Could you personally forgive someone who had a neo-Nazi “phase” as an adult? Assuming they’re trying to make amends for their past behavior/beliefs

lierdumoa:

boreal-sea:

smegorl:

spot-the-antisemitism:

captain-acab:

t4tvampireisms:

yesornopolls:

Could you personally forgive someone who had a neo-Nazi “phase” as an adult? Assuming they’re trying to make amends for their past behavior/beliefs

Yes

No

See Results

So apparently this is actually the “I ❤️ Sucking Nazi Dick” website

Antifascist Jew here to say, maybe we have different understandings of what “trying to make amends” means, but if someone is actively, substantively educating themselves and participating/contributing to the healing the communities they once terrorized, then yeah I can absolutely forgive them. Who am I to fucking undermine someone’s deradicalization?

In Are Prisons Obsolete? by Angela Y. Davis, she tells the story of Amy Biehl, a Fulbright scholar and anti-Apartheid activist who, in 1993, was dragged from her car and stabbed to death by an antiwhite mob in South Africa. In 1997, Biehl’s parents petitioned for the attackers’ amnesty at the Truth and Reconciliation Commission. Two of the attackers later met with the Biehls to express their deep sorrow and remorse. The Biehls asked the men to join the Amy Biehl Foundation, where they became leaders of their community. They later traveled with the Biehls to give talks together on reconciliation and restorative justice.

You cannot force someone to grow, but if they are growing, you must grant them the room to do so.

the irony bid bag nazi puncher t4tvampireisms being a rabid hamasnik

“I could never forgive having a Nazi phase” says person currently having a Nazi phase.
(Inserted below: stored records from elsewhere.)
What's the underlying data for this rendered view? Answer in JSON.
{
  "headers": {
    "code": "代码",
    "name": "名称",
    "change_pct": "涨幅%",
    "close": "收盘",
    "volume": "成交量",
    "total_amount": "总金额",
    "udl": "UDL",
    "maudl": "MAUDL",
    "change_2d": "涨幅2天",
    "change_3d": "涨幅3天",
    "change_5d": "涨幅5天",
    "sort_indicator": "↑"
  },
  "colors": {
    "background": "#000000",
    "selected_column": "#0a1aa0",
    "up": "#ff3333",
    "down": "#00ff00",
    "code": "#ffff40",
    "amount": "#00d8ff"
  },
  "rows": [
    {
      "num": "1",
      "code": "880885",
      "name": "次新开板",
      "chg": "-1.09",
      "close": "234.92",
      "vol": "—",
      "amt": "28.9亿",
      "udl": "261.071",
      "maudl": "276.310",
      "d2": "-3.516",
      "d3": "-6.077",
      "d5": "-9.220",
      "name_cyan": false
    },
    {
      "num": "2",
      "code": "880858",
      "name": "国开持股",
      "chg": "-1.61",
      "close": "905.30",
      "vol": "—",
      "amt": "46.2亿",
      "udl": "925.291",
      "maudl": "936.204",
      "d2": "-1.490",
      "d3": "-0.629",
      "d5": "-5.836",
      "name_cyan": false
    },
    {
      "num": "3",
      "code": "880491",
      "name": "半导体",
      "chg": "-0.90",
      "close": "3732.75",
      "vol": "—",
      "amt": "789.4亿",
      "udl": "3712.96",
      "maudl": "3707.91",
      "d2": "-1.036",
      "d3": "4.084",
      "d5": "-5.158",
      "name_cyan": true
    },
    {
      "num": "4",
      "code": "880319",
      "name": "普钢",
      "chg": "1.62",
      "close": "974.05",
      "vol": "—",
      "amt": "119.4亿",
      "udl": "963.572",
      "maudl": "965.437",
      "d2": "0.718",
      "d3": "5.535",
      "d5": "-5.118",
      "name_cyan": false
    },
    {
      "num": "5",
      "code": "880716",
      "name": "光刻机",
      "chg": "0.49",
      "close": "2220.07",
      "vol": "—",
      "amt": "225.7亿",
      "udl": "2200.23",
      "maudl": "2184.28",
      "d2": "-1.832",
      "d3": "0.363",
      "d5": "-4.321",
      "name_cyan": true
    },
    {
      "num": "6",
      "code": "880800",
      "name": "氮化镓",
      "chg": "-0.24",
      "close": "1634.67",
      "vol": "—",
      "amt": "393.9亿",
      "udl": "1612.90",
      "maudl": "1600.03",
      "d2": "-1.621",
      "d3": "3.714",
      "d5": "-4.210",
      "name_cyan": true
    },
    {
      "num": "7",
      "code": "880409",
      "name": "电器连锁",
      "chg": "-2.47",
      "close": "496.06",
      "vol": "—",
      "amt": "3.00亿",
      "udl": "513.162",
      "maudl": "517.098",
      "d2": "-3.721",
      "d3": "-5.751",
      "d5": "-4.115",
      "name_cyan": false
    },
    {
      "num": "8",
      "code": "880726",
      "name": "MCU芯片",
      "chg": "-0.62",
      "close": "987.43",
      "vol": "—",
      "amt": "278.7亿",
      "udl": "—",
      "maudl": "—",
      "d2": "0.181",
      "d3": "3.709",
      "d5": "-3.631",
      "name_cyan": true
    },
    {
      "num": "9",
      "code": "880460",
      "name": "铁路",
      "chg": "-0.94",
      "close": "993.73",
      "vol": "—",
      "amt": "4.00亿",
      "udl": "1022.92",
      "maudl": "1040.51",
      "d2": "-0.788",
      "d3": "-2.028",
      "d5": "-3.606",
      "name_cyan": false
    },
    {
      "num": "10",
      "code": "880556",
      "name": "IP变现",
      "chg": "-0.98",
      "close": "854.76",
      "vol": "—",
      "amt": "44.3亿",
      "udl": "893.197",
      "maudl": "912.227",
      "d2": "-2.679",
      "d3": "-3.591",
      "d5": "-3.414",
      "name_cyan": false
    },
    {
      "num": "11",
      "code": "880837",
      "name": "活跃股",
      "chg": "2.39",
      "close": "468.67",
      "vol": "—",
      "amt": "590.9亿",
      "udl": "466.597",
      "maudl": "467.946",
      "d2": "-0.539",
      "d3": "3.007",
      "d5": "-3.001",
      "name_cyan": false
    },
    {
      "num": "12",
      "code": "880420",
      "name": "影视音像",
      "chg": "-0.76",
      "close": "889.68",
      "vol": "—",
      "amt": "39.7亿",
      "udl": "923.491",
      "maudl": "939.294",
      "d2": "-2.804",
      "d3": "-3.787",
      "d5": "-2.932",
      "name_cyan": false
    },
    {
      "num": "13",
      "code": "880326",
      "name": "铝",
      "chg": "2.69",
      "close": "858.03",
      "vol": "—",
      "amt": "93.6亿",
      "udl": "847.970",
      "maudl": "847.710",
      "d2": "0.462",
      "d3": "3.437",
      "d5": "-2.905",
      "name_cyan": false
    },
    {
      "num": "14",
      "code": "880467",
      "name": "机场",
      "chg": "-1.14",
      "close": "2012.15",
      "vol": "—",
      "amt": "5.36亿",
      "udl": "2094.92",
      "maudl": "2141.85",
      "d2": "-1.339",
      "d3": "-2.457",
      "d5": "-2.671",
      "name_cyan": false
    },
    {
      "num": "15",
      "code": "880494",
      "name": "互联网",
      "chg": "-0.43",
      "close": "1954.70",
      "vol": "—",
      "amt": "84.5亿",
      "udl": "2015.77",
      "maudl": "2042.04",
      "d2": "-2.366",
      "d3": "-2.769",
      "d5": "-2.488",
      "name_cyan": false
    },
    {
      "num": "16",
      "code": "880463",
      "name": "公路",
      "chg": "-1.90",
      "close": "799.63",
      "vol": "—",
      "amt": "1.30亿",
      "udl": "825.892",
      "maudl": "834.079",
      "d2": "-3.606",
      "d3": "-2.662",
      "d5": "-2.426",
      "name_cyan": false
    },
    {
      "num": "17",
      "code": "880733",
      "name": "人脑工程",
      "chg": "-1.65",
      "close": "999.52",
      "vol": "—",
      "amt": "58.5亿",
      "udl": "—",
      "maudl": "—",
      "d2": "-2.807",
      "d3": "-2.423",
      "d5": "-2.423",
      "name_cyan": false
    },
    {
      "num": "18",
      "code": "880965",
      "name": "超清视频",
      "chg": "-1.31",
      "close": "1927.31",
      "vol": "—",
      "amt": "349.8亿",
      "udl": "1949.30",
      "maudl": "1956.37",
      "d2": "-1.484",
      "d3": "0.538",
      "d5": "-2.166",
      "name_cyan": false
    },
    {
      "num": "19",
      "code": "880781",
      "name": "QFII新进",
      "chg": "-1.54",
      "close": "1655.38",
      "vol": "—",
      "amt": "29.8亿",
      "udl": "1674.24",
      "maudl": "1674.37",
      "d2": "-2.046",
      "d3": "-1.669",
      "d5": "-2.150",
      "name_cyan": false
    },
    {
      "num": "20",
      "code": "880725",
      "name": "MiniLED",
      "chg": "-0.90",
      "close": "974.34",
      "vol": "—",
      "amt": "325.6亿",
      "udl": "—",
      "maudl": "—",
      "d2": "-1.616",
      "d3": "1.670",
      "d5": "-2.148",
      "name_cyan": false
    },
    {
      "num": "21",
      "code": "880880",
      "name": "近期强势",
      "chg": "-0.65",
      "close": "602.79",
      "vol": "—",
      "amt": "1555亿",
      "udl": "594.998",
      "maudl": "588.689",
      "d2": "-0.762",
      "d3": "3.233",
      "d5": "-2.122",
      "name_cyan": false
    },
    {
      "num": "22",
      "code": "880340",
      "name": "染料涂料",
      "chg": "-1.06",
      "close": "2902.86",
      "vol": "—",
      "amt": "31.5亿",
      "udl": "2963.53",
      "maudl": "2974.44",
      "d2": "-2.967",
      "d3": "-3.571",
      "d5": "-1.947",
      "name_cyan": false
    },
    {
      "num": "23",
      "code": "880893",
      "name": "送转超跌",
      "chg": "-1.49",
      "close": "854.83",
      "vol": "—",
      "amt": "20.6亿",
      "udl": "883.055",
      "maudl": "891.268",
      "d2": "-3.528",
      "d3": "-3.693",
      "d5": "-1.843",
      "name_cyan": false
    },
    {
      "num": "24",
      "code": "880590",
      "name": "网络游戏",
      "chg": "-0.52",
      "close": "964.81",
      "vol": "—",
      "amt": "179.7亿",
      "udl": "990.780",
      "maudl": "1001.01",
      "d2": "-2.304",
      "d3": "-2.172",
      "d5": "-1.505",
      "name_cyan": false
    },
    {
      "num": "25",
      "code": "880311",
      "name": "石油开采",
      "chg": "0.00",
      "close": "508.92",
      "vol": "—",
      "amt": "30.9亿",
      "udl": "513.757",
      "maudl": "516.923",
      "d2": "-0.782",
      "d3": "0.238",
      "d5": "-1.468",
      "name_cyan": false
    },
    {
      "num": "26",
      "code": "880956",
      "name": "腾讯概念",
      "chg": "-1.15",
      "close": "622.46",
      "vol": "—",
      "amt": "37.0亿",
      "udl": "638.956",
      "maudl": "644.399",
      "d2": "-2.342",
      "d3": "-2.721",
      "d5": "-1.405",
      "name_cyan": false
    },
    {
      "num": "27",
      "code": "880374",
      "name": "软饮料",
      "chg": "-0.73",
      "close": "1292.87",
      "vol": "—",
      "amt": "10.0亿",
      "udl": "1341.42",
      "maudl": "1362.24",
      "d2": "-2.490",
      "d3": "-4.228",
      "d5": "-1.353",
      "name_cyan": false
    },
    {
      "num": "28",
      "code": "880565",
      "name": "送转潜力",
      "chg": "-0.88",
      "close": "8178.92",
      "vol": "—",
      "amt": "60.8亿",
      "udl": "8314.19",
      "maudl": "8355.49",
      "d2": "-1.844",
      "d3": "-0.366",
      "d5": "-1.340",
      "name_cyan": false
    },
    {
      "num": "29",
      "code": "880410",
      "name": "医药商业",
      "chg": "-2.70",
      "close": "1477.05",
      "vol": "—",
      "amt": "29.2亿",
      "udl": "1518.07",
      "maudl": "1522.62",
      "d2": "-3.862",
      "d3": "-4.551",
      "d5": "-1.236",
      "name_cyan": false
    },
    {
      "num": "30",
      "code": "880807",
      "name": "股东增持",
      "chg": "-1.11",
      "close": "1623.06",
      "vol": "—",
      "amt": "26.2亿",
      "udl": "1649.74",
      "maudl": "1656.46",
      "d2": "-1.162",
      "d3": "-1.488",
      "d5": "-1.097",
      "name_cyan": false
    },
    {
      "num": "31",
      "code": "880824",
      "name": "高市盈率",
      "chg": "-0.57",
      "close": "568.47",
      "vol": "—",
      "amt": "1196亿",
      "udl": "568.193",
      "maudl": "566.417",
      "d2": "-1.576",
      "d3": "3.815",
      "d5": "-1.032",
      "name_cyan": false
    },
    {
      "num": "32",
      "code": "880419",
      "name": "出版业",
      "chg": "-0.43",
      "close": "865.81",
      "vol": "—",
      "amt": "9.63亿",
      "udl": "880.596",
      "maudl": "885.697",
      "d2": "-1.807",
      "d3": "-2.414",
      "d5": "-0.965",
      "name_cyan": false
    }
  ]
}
So, I want to talk about this post.

Firstly, I see a lot of people equivocating about the word choice in the comments. “Well I couldn’t FORGIVE them but I wouldn’t hate them” “Forgive is a REALLY strong word” and “If it’s the person themselves calling it a "phase” that is a red flag" are the main things I see.

I think those people are missing the forest for the trees in a desire to not engage with the actual question being asked here.

The next category of people I see are those demanding more “details” or more “context” – “Is this person ACTUALLY trying to make amends?” “How old is "adult”?“ "Well if they were a former friend, then…” “Idk it really depends on so many factors…”

Again, these folks are refusing to actually engage with the question being asked here:

Can you forgive people who do serious wrong, who change, and try to do better?

Leaving one of these hate groups is not only difficult, it is often dangerous, isolating, and lonely.

These hate groups are usually high-control groups, meaning that they cut people off from outside friendships and relationships and replace every interaction with the group. So if you leave, you have zero friends, zero support.

Now, neither I nor this poll is saying that you personally have to forgive every neonazi, MAGA-head, Qanon cultist, etc. you meet online. It’s just asking if you ever, under any circumstances, would do so.

What is a better world: where people stay in hate groups, or get out of those hate groups and become allies? Because once they’re out, it’s not like it’s impossible to get back in. The nazis will gladly take them back if they want to return.

And if you feel that people who do things like this don’t deserve friendships afterwards, don’t deserve a life with human connection, and deserve to live alone and friendless for the rest of their life… How are they supposed to actually do good in the world isolated like that?

“Well you can’t expect everyone to forgive them!”

I’m not. The polls is asking if YOU would.

“Well, other people might forgive, but not ME!”

If not you, then who?

If you treat people who have put in the work to escape fascist indoctrination as if they are members of “the fallen,” demons who, upon having turned the path of goodness, are now damned forever to hell, cursed to endless darkness, and can never return to the light -> you’re not progressive.

You might like to think you’re progressive, but your moral framework is completely indistinguishable from the moral framework of a conservative evangelical christian zealot.

You don’t actually believe in progress.

Progress is change for the better. To be progressive, you have to believe the world can change for the better. To believe the world can change for the better, you have to believe that people can change for the better.